W tym tygodniu czeka mnie pracowity weekend. Obiecałam sobie, że posprzątam mieszkanie, zrobię generalne porządki w szafie i w końcu poukładam w jakiś sensowny sposób książki, które aktualnie zalegają na parapecie w salonie, półkach i stoliku od telewizora. Potem zamierzam usiąść nad notatkami na egzamin (wcale nie zaczynam się uczyć na ostatnią chwilę... okej, ale to tylko dlatego, że musiałam dokończyć książkę!). A skoro w grafik upchnęłam już tyle rzeczy, to niestety wszystkie grubsze książki będą musiały poczekać kolejne siedem dni. Dlatego ten weekend spędzę z Wymyśliłam cię. Książkę kupiłam jeszcze jako studentka psychologii, gdy moje zafascynowanie chorobami umysłowymi było niebezpiecznie wysokie. A przynajmniej tak twierdzili moi rodzice. Więc gdy tylko znudzi mnie bycie odpowiedzialną panią domu, usiądę wygodnie na kanapie i razem z Alex będę próbowała zgadywać, co w jej życiu jest prawdziwe, a co nie. Ale obiecuję, że tylko chwilkę.

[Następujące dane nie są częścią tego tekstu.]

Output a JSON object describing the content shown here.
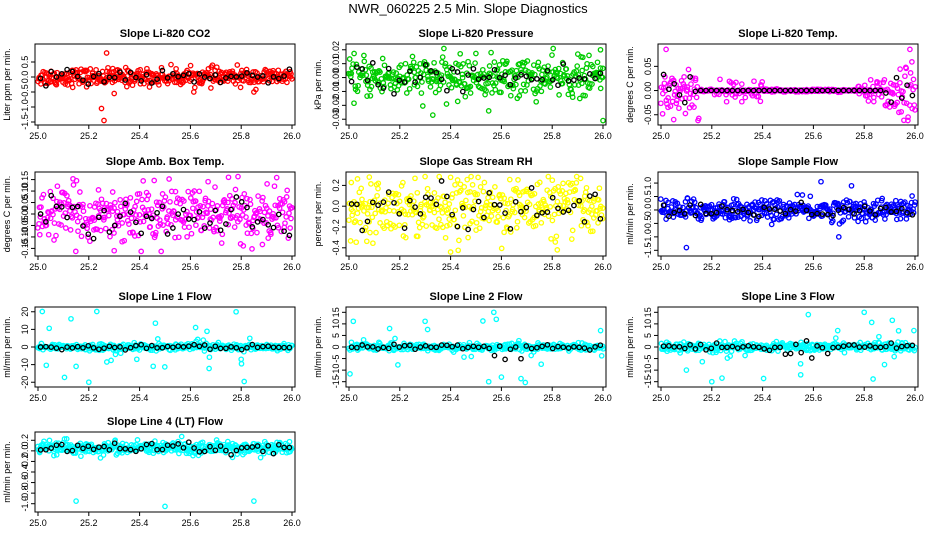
{
  "title": "NWR_060225  2.5 Min. Slope Diagnostics",
  "chart_data": [
    {
      "title": "Slope Li-820 CO2",
      "ylabel": "Liter ppm per min.",
      "type": "scatter",
      "color": "#ff0000",
      "xlim": [
        25.0,
        26.0
      ],
      "ylim": [
        -1.5,
        1.0
      ],
      "yticks": [
        -1.5,
        -1.0,
        -0.5,
        0.0,
        0.5
      ],
      "yticklabels": [
        "-1.5",
        "-1.0",
        "-0.5",
        "0.0",
        "0.5"
      ],
      "xticks": [
        25.0,
        25.2,
        25.4,
        25.6,
        25.8,
        26.0
      ],
      "xticklabels": [
        "25.0",
        "25.2",
        "25.4",
        "25.6",
        "25.8",
        "26.0"
      ],
      "pattern": "band",
      "center": 0.0,
      "spread": 0.32,
      "outliers": [
        [
          25.25,
          -1.05
        ],
        [
          25.26,
          -1.45
        ],
        [
          25.27,
          0.8
        ],
        [
          25.3,
          -0.55
        ],
        [
          25.85,
          -0.5
        ]
      ]
    },
    {
      "title": "Slope Li-820 Pressure",
      "ylabel": "kPa per min.",
      "type": "scatter",
      "color": "#00cc00",
      "xlim": [
        25.0,
        26.0
      ],
      "ylim": [
        -0.032,
        0.022
      ],
      "yticks": [
        -0.03,
        -0.02,
        -0.01,
        0.0,
        0.01,
        0.02
      ],
      "yticklabels": [
        "-0.03",
        "-0.02",
        "-0.01",
        "0.00",
        "0.01",
        "0.02"
      ],
      "xticks": [
        25.0,
        25.2,
        25.4,
        25.6,
        25.8,
        26.0
      ],
      "xticklabels": [
        "25.0",
        "25.2",
        "25.4",
        "25.6",
        "25.8",
        "26.0"
      ],
      "pattern": "band",
      "center": 0.0,
      "spread": 0.016,
      "outliers": [
        [
          25.33,
          -0.027
        ],
        [
          25.55,
          -0.024
        ],
        [
          25.99,
          0.02
        ],
        [
          26.0,
          -0.031
        ]
      ]
    },
    {
      "title": "Slope Li-820 Temp.",
      "ylabel": "degrees C per min.",
      "type": "scatter",
      "color": "#ff00ff",
      "xlim": [
        25.0,
        26.0
      ],
      "ylim": [
        -0.065,
        0.09
      ],
      "yticks": [
        -0.05,
        0.0,
        0.05
      ],
      "yticklabels": [
        "-0.05",
        "0.00",
        "0.05"
      ],
      "xticks": [
        25.0,
        25.2,
        25.4,
        25.6,
        25.8,
        26.0
      ],
      "xticklabels": [
        "25.0",
        "25.2",
        "25.4",
        "25.6",
        "25.8",
        "26.0"
      ],
      "pattern": "temp",
      "center": 0.0,
      "spread": 0.05,
      "outliers": [
        [
          25.02,
          0.085
        ],
        [
          25.05,
          -0.06
        ],
        [
          25.98,
          0.085
        ],
        [
          26.0,
          -0.04
        ]
      ]
    },
    {
      "title": "Slope Amb. Box Temp.",
      "ylabel": "degrees C per min.",
      "type": "scatter",
      "color": "#ff00ff",
      "xlim": [
        25.0,
        26.0
      ],
      "ylim": [
        -0.17,
        0.17
      ],
      "yticks": [
        -0.15,
        -0.1,
        -0.05,
        0.0,
        0.05,
        0.1,
        0.15
      ],
      "yticklabels": [
        "-0.15",
        "-0.10",
        "-0.05",
        "0.00",
        "0.05",
        "0.10",
        "0.15"
      ],
      "xticks": [
        25.0,
        25.2,
        25.4,
        25.6,
        25.8,
        26.0
      ],
      "xticklabels": [
        "25.0",
        "25.2",
        "25.4",
        "25.6",
        "25.8",
        "26.0"
      ],
      "pattern": "band",
      "center": 0.0,
      "spread": 0.13,
      "outliers": [
        [
          25.3,
          -0.16
        ],
        [
          25.75,
          0.16
        ]
      ]
    },
    {
      "title": "Slope Gas Stream RH",
      "ylabel": "percent per min.",
      "type": "scatter",
      "color": "#ffff00",
      "xlim": [
        25.0,
        26.0
      ],
      "ylim": [
        -0.45,
        0.3
      ],
      "yticks": [
        -0.4,
        -0.2,
        0.0,
        0.2
      ],
      "yticklabels": [
        "-0.4",
        "-0.2",
        "0.0",
        "0.2"
      ],
      "xticks": [
        25.0,
        25.2,
        25.4,
        25.6,
        25.8,
        26.0
      ],
      "xticklabels": [
        "25.0",
        "25.2",
        "25.4",
        "25.6",
        "25.8",
        "26.0"
      ],
      "pattern": "band",
      "center": 0.0,
      "spread": 0.3,
      "outliers": [
        [
          25.08,
          0.28
        ],
        [
          25.4,
          -0.44
        ],
        [
          25.82,
          -0.42
        ]
      ]
    },
    {
      "title": "Slope Sample Flow",
      "ylabel": "ml/min per min.",
      "type": "scatter",
      "color": "#0000ff",
      "xlim": [
        25.0,
        26.0
      ],
      "ylim": [
        -1.6,
        1.3
      ],
      "yticks": [
        -1.5,
        -1.0,
        -0.5,
        0.0,
        0.5,
        1.0
      ],
      "yticklabels": [
        "-1.5",
        "-1.0",
        "-0.5",
        "0.0",
        "0.5",
        "1.0"
      ],
      "xticks": [
        25.0,
        25.2,
        25.4,
        25.6,
        25.8,
        26.0
      ],
      "xticklabels": [
        "25.0",
        "25.2",
        "25.4",
        "25.6",
        "25.8",
        "26.0"
      ],
      "pattern": "band",
      "center": 0.0,
      "spread": 0.45,
      "outliers": [
        [
          25.1,
          -1.4
        ],
        [
          25.63,
          1.05
        ],
        [
          25.7,
          -1.0
        ],
        [
          25.75,
          0.9
        ]
      ]
    },
    {
      "title": "Slope Line 1 Flow",
      "ylabel": "ml/min per min.",
      "type": "scatter",
      "color": "#00ffff",
      "xlim": [
        25.0,
        26.0
      ],
      "ylim": [
        -21,
        21
      ],
      "yticks": [
        -20,
        -10,
        0,
        10,
        20
      ],
      "yticklabels": [
        "-20",
        "-10",
        "0",
        "10",
        "20"
      ],
      "xticks": [
        25.0,
        25.2,
        25.4,
        25.6,
        25.8,
        26.0
      ],
      "xticklabels": [
        "25.0",
        "25.2",
        "25.4",
        "25.6",
        "25.8",
        "26.0"
      ],
      "pattern": "spiky",
      "center": 0.0,
      "spread": 1.5,
      "spike": 9,
      "outliers": [
        [
          25.13,
          16
        ],
        [
          25.2,
          -20
        ],
        [
          25.78,
          20
        ],
        [
          25.8,
          -7
        ],
        [
          25.15,
          -11
        ]
      ]
    },
    {
      "title": "Slope Line 2 Flow",
      "ylabel": "ml/min per min.",
      "type": "scatter",
      "color": "#00ffff",
      "xlim": [
        25.0,
        26.0
      ],
      "ylim": [
        -16,
        16
      ],
      "yticks": [
        -15,
        -10,
        -5,
        0,
        5,
        10,
        15
      ],
      "yticklabels": [
        "-15",
        "-10",
        "-5",
        "0",
        "5",
        "10",
        "15"
      ],
      "xticks": [
        25.0,
        25.2,
        25.4,
        25.6,
        25.8,
        26.0
      ],
      "xticklabels": [
        "25.0",
        "25.2",
        "25.4",
        "25.6",
        "25.8",
        "26.0"
      ],
      "pattern": "spiky",
      "center": 0.0,
      "spread": 1.2,
      "spike": 6,
      "outliers": [
        [
          25.57,
          15
        ],
        [
          25.55,
          -15
        ],
        [
          25.6,
          -13
        ],
        [
          25.58,
          12
        ]
      ]
    },
    {
      "title": "Slope Line 3 Flow",
      "ylabel": "ml/min per min.",
      "type": "scatter",
      "color": "#00ffff",
      "xlim": [
        25.0,
        26.0
      ],
      "ylim": [
        -16,
        16
      ],
      "yticks": [
        -15,
        -10,
        -5,
        0,
        5,
        10,
        15
      ],
      "yticklabels": [
        "-15",
        "-10",
        "-5",
        "0",
        "5",
        "10",
        "15"
      ],
      "xticks": [
        25.0,
        25.2,
        25.4,
        25.6,
        25.8,
        26.0
      ],
      "xticklabels": [
        "25.0",
        "25.2",
        "25.4",
        "25.6",
        "25.8",
        "26.0"
      ],
      "pattern": "spiky",
      "center": 0.0,
      "spread": 1.5,
      "spike": 6,
      "outliers": [
        [
          25.2,
          -15
        ],
        [
          25.58,
          14
        ],
        [
          25.8,
          15
        ],
        [
          25.55,
          -12
        ],
        [
          25.1,
          -10
        ]
      ]
    },
    {
      "title": "Slope Line 4 (LT) Flow",
      "ylabel": "ml/min per min.",
      "type": "scatter",
      "color": "#00ffff",
      "xlim": [
        25.0,
        26.0
      ],
      "ylim": [
        -1.1,
        0.3
      ],
      "yticks": [
        -1.0,
        -0.8,
        -0.6,
        -0.4,
        -0.2,
        0.0,
        0.2
      ],
      "yticklabels": [
        "-1.0",
        "-0.8",
        "-0.6",
        "-0.4",
        "-0.2",
        "0.0",
        "0.2"
      ],
      "xticks": [
        25.0,
        25.2,
        25.4,
        25.6,
        25.8,
        26.0
      ],
      "xticklabels": [
        "25.0",
        "25.2",
        "25.4",
        "25.6",
        "25.8",
        "26.0"
      ],
      "pattern": "band",
      "center": 0.05,
      "spread": 0.14,
      "outliers": [
        [
          25.15,
          -0.95
        ],
        [
          25.5,
          -1.05
        ],
        [
          25.85,
          -0.95
        ]
      ]
    }
  ]
}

Nikt się chyba nie spodziewał tego, że nadejdzie taki czas, kiedy wszyscy będziemy rozmawiać o serialach. Dożyliśmy zatem ciekawych czasów w których seriale konkurują z produkcjami kinowymi. Wiele z nich powstaje na podstawie książek i na nie szczególnie zerkam i życzliwym i łaskawym okiem.
Obejrzałam właśnie drugi sezon „Opowieści podręcznej”. Pierwszy oparty był na powieści Margaret Atwood, drugi to już fantazje scenarzystów, w tym samej Atwood. Uczucia mam mieszane. Wylanych łez i uczucia ściśniętego żołądka nikt mi nie zwróci. A w tak zwanym międzyczasie między „Podręczną”, a praniem, sprzątaniem i z psem spacerowaniem zaczęłam oglądać inny serial. Mianowicie oparty na motywach powieści Edwarda St. Aubyna - pierwszy sezon „Patricka Melrose’a”.
No i wpadłam jak śliwka w kompot. Benedict Cumberbatch w roli głównej po prostu zachwyca, na szczęście nie jestem skażona jego kreacją Sherlocka Holmesa, więc mój zachwyt jest pierwotny i szczery. Obejrzałam kilka odcinków i poczułam, że nie mogę iść dalej, zanim nie przeczytam książki, na podstawie której powstał serial. Niestety nie mogę już wyrzucić z głowy świata stworzonego w filmie, ani Cumberbatcha jako Patricka, ale wcale mi to nie przeszkadza. Ten weekend zatem zamierzam spędzić nad jeziorem w towarzystwie Melrose’a z czego bardzo się cieszę!
A Wy co będziecie czytać?
komentarze [279]
A ja swój weekend spędziłam przy Przykry początek i dwóch następnych częściach. Z polecenia znajomego wzięłam się za nie i był to dobry wybór, gdyż są one lekkie, krótkie i dość wciągające. Wiem, że są to książki dla dzieci ale jak dla mnie były to idealne pozycje na odpoczynek po tych wszystkich ciężki thrillerach, kryminałach.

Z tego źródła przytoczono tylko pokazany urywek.